По мере того как голос гордыни становится громче, жизнь начинает казаться человеку все более горькой и одинокой – но у всех она одинакова. Откуда тогда эта усиливающая боль иллюзия одиночества? Почему люди не могут облегчить свои страдания, с кем-нибудь их разделив? Почему всеобщая истина, когда дело касается отдельного человека, оказывается зарыта так глубоко?
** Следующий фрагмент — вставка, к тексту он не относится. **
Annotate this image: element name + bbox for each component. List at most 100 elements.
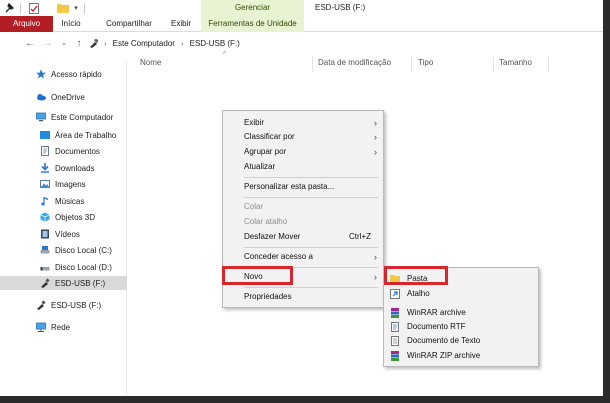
address-bar[interactable]: › Este Computador › ESD-USB (F:)	[89, 35, 603, 51]
column-divider[interactable]	[548, 57, 549, 72]
sidebar-item-esd-usb[interactable]: ESD-USB (F:)	[0, 298, 127, 312]
drive-icon	[40, 246, 50, 254]
rtf-document-icon	[391, 322, 399, 332]
submenu-arrow-icon: ›	[374, 252, 377, 262]
usb-icon	[37, 300, 46, 310]
submenu-item-winrar-archive[interactable]: WinRAR archive	[384, 306, 538, 320]
divider	[84, 3, 85, 14]
sidebar-item-objetos-3d[interactable]: Objetos 3D	[0, 210, 127, 224]
menu-item-personalizar-esta-pasta[interactable]: Personalizar esta pasta...	[223, 180, 383, 194]
sidebar-item-downloads[interactable]: Downloads	[0, 161, 127, 175]
breadcrumb-esd-usb[interactable]: ESD-USB (F:)	[190, 39, 240, 48]
sidebar-item-label: Músicas	[55, 196, 85, 206]
submenu-arrow-icon: ›	[374, 272, 377, 282]
network-icon	[36, 322, 46, 332]
menu-item-conceder-acesso-a[interactable]: Conceder acesso a ›	[223, 250, 383, 264]
menu-item-label: Atualizar	[244, 162, 276, 171]
sidebar-item-acesso-rapido[interactable]: Acesso rápido	[0, 67, 127, 81]
sidebar-item-disco-local-c[interactable]: Disco Local (C:)	[0, 243, 127, 257]
column-header-nome[interactable]: Nome	[140, 58, 161, 70]
menu-item-label: Desfazer Mover	[244, 232, 301, 241]
download-icon	[41, 163, 49, 173]
sidebar-item-label: OneDrive	[51, 92, 85, 102]
sidebar-item-label: Disco Local (C:)	[55, 245, 112, 255]
divider	[20, 3, 21, 14]
highlight-box-novo	[222, 266, 293, 285]
menu-item-label: Exibir	[244, 118, 265, 127]
sidebar-item-imagens[interactable]: Imagens	[0, 177, 127, 191]
sidebar-item-musicas[interactable]: Músicas	[0, 194, 127, 208]
menu-item-label: Agrupar por	[244, 147, 287, 156]
menu-separator	[244, 197, 378, 198]
tab-ferramentas-de-unidade[interactable]: Ferramentas de Unidade	[201, 16, 304, 32]
column-header-tipo[interactable]: Tipo	[418, 58, 433, 70]
menu-item-propriedades[interactable]: Propriedades	[223, 290, 383, 304]
sidebar-item-label: Este Computador	[51, 112, 114, 122]
customize-toolbar-caret-icon[interactable]: ▾	[72, 2, 80, 14]
forward-arrow-icon[interactable]: →	[42, 37, 54, 49]
shortcut-icon	[390, 289, 400, 299]
sidebar-item-este-computador[interactable]: Este Computador	[0, 110, 127, 124]
window-border	[0, 396, 610, 403]
sidebar-item-label: Vídeos	[55, 229, 80, 239]
new-folder-icon[interactable]	[56, 2, 70, 14]
title-bar: ▾ Gerenciar ESD-USB (F:)	[0, 0, 603, 17]
sidebar-item-documentos[interactable]: Documentos	[0, 144, 127, 158]
sidebar-item-onedrive[interactable]: OneDrive	[0, 90, 127, 104]
breadcrumb-este-computador[interactable]: Este Computador	[113, 39, 175, 48]
column-header-tamanho[interactable]: Tamanho	[499, 58, 532, 70]
highlight-box-pasta	[384, 266, 448, 285]
tab-arquivo[interactable]: Arquivo	[0, 16, 53, 32]
submenu-item-winrar-zip-archive[interactable]: WinRAR ZIP archive	[384, 349, 538, 363]
menu-separator	[244, 177, 378, 178]
submenu-item-label: Documento RTF	[407, 322, 466, 331]
submenu-item-documento-de-texto[interactable]: Documento de Texto	[384, 334, 538, 348]
text-document-icon	[391, 336, 399, 346]
sidebar-item-label: Objetos 3D	[55, 212, 96, 222]
sidebar-item-label: Documentos	[55, 146, 100, 156]
ribbon-tabs: Arquivo Início Compartilhar Exibir Ferra…	[0, 16, 603, 32]
tab-compartilhar[interactable]: Compartilhar	[98, 16, 160, 32]
tab-exibir[interactable]: Exibir	[166, 16, 196, 32]
pin-icon[interactable]	[4, 2, 14, 14]
submenu-item-documento-rtf[interactable]: Documento RTF	[384, 320, 538, 334]
menu-item-classificar-por[interactable]: Classificar por ›	[223, 130, 383, 144]
sidebar-item-label: Downloads	[55, 163, 95, 173]
submenu-arrow-icon: ›	[374, 118, 377, 128]
winrar-icon	[391, 308, 399, 318]
column-divider[interactable]	[312, 57, 313, 72]
menu-separator	[244, 287, 378, 288]
sidebar-item-area-de-trabalho[interactable]: Área de Trabalho	[0, 128, 127, 142]
column-divider[interactable]	[411, 57, 412, 72]
star-icon	[36, 69, 46, 79]
menu-separator	[244, 247, 378, 248]
sidebar-item-videos[interactable]: Vídeos	[0, 227, 127, 241]
properties-check-icon[interactable]	[28, 2, 40, 14]
submenu-item-label: WinRAR ZIP archive	[407, 351, 481, 360]
column-divider[interactable]	[493, 57, 494, 72]
cloud-icon	[37, 94, 46, 101]
tab-inicio[interactable]: Início	[56, 16, 86, 32]
navigation-bar: ← → ⌄ ↑ › Este Computador › ESD-USB (F:)	[0, 32, 603, 54]
sidebar-item-disco-local-d[interactable]: Disco Local (D:)	[0, 260, 127, 274]
sidebar-item-label: ESD-USB (F:)	[55, 278, 106, 288]
sidebar-item-esd-usb-selected[interactable]: ESD-USB (F:)	[0, 276, 127, 290]
pictures-icon	[40, 180, 50, 188]
up-arrow-icon[interactable]: ↑	[73, 37, 85, 49]
recent-locations-chevron-icon[interactable]: ⌄	[58, 37, 70, 49]
sidebar-item-label: Rede	[51, 322, 71, 332]
music-icon	[41, 197, 48, 206]
context-tab-group-label: Gerenciar	[201, 0, 304, 17]
column-header-data-de-modificacao[interactable]: Data de modificação	[318, 58, 391, 70]
navigation-pane: Acesso rápido OneDrive Este Computador Á…	[0, 60, 127, 396]
menu-item-label: Classificar por	[244, 132, 295, 141]
submenu-item-atalho[interactable]: Atalho	[384, 287, 538, 301]
submenu-item-label: Documento de Texto	[407, 336, 481, 345]
menu-item-agrupar-por[interactable]: Agrupar por ›	[223, 145, 383, 159]
menu-item-exibir[interactable]: Exibir ›	[223, 116, 383, 130]
menu-item-atualizar[interactable]: Atualizar	[223, 160, 383, 174]
sidebar-item-rede[interactable]: Rede	[0, 320, 127, 334]
menu-item-desfazer-mover[interactable]: Desfazer Mover Ctrl+Z	[223, 230, 383, 244]
submenu-arrow-icon: ›	[374, 132, 377, 142]
back-arrow-icon[interactable]: ←	[24, 37, 36, 49]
В уединении собственного сознания каждый индивид понимает, что обещание лживо, но никому не удается распространить этот опыт на всех. Для Других
обещание остается в силе. Каждый считает, что из божественного наследия исключен он один, вынужденный поэтому держать свое проклятие в тайне. Первородный грех – уже не истина всех людей, какой он являлся в мире религии, а секрет каждого отдельно взятого индивида; единственное достояние субъективности, во всеуслышание провозглашающей свое всемогущество и блистательное величие. «Я не верил, – замечает подпольный человек, – чтоб так бывало с другими, и потому всю жизнь таил это про себя как секрет».Эту диалектику неисполненного обещания прекрасно иллюстрирует бастард Долгорукий. Он носит имя всем известной княжеской семьи, и эта омонимия вечно вызывает презрительные насмешки. К первому унижению прибавляется еще одно, новое. Разве современный человек – не Долгорукий-князь для Других
и Долгорукий-бастард – для себя? Герой романа – это всегда ребенок, при крещении забытый добрыми феями.Каждый верит, что в аду он один, – и вот это-то и есть ад. Эта иллюзия тем сильнее, что воздействует на всех сразу. Такова шутовская сторона подпольной жизни, которую «антигерой» Достоевского объявляет в своем восклицании: «Я
-то один, а они-то все!» Иллюзия столь гротескна, что совпадает у Достоевского с самой жизнью, не оставляя никакого просвета. В краткий миг просветления субъект видит вселенский обман и не верит, что тот устоит; ему кажется, что люди вот-вот в слезах бросятся друг другу в объятия. Однако эта надежда тщетна, и вот уже человек, что недавно ее выказывал, боится, что выдал Другим свой ужасный секрет, – и еще больше боится, что выдал его самому себе. Иногда кажется, будто смирение Мышкина пробивает-таки доспехи гордыни: но стоит собеседнику отойти, как он тут же начинает стыдиться и кричать, что его в себе все устраивает и что меняться он не намерен.Жертвы этого современного евангелия становятся также и его наилучшими союзниками. Чем глубже мы погрязаем в рабстве, тем более рьяно его защищаем. Гордыня держится только благодаря обману; им же поддерживается и треугольное желание. Герой страстно обращается к Другому
, который, как кажется, имеет долю в божественном наследии. Вера ученика безгранична, ему кажется, что еще чуть-чуть – и он выведает у медиатора его чудесный секрет. Отныне он живет лишь обещанием наследования и сиянием будущего, совершенно отвернувшись от настоящего. Ничто не отделяет его от божества – кроме самого медиатора, чье конкурентное желание составляет препятствие для его собственного.Сознание у Достоевского, как и «Я» у Кьеркегора, не может устоять в отсутствие внешней точки опоры. Оно отказывается от божественного медиатора, обращаясь к человеческому. Подобно тому как в трехмерной перспективе все линии на картине направлены к определенной точке, помещенной либо «перед» холстом, либо «позади» него, так же и христианство направляет бытие к исчезающей точке – либо к Богу, либо к Другому
. Выбирать означает выбирать себе образец, и подлинная свобода заключается в фундаментальной альтернативе между божественным образцом и человеческим.Порыв души к Богу неотделим от погружения в самого себя, и наоборот – приступы гордыни неотделимы от панического бегства к Другому
. Переворачивая формулу блаженного Августина, можно сказать, что «гордыня внешнее нам внешнего мира»[46]. Именно этот внешний характер гордыни великолепно иллюстрируют нам все романисты, являются они христианами или нет. В «Обретенном времени» Пруст утверждает, что подлинная любовь заставляет нас жить «отвратившись от самих себя», и во множестве мест связывает ее с духом подражания.Воззрения Достоевского в эти последние годы еще ярче проясняют глубинное значение романа; в них представлена последовательная интерпретация весьма частных сходств и радикального различия между христианством и желанием от Другого
. Чтобы охарактеризовать эту высшую истину, которую имплицитно или же эксплицитно иллюстрирует любой гениальный роман, можно заимствовать абстрактную формулу из «Безнадежности» Луи Ферреро: «Страсть есть перенаправление той силы, которую христианство явило нам и обратило к Богу».